US Surgical’s experience shows that disciplined innovation and close clinician collaboration can create durable growth, whereas diluting focus into legacy product lines can jeopardize market leadership, informing strategic decisions across the med‑tech sector.
The interview with Kurt Azarbarzin, US Surgical’s longtime VP of R&D, chronicles how the company grew from a modest stapler maker in the early 1980s into a multi‑billion‑dollar empire that helped define modern laparoscopic surgery.

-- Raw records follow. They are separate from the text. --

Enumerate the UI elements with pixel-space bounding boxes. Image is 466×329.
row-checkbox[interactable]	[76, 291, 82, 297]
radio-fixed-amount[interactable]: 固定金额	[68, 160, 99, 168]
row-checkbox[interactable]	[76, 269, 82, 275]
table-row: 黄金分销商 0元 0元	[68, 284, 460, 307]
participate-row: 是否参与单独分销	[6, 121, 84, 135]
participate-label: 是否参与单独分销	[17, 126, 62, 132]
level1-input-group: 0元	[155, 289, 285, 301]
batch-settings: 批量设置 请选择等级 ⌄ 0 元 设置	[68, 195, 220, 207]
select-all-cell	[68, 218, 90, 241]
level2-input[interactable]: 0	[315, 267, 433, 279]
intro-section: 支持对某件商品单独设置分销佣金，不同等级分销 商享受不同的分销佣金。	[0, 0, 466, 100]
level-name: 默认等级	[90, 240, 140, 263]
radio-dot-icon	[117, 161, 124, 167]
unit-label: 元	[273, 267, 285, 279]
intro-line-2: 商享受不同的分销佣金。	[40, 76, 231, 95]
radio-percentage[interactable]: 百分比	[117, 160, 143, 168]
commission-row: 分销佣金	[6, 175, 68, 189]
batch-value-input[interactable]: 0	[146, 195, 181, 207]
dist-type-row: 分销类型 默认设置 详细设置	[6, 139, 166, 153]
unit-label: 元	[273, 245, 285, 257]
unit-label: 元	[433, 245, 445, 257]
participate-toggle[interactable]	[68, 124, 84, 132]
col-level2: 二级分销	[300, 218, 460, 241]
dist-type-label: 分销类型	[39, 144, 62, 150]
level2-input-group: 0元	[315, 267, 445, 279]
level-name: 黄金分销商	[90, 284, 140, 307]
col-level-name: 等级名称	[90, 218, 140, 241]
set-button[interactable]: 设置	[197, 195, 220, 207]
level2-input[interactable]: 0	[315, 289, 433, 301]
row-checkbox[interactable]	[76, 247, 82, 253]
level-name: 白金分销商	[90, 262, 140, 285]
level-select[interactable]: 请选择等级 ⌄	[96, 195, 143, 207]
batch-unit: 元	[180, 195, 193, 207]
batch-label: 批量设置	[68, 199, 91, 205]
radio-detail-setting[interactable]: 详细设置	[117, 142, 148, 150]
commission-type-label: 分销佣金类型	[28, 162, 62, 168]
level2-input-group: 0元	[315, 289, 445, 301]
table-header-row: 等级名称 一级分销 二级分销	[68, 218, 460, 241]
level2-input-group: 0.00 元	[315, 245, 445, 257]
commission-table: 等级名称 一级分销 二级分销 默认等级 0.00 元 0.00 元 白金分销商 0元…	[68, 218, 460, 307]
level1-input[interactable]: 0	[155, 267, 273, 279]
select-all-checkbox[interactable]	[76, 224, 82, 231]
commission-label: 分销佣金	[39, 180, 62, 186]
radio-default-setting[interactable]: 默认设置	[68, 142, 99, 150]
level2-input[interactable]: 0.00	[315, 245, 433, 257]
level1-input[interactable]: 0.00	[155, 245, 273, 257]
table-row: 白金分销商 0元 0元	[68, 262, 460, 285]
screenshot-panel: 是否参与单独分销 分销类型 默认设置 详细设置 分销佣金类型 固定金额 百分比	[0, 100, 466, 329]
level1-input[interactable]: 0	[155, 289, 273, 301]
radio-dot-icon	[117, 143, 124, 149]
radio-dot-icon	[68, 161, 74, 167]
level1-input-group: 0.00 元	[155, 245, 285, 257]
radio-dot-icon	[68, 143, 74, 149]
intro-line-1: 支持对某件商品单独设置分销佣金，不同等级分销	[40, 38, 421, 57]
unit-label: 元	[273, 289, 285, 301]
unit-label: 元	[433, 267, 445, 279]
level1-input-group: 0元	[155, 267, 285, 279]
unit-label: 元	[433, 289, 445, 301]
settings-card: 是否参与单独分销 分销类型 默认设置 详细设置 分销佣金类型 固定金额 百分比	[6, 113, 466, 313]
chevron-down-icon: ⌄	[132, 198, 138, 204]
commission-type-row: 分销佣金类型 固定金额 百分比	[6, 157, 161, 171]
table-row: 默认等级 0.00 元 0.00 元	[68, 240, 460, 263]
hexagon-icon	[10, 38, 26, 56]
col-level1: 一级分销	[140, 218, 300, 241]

Azarbarzin describes the shift from open staplers to laparoscopic instruments, crediting marketing chief Lee Cohen for convincing Leon Hirs to fund high‑volume laparoscopic products. A dedicated pilot‑manufacturing line allowed the team to launch new devices—graspers, dissectors, multi‑fire clip appliers—every two to three months, while R&D and marketing jointly fought for funding.
He emphasizes that “Ethicon were followers, not innovators,” highlighting US Surgical’s first‑to‑market clip applier and hernia devices. He also calls the later diversification into sutures “the biggest mistake,” which drained talent and resources away from the fast‑growing laparoscopy platform.
The story underscores that relentless focus, surgeon‑centric partnerships, and an agile production model can sustain market leadership, while unfocused expansion into adjacent categories can erode competitive advantage—a cautionary tale for med‑tech CEOs and investors.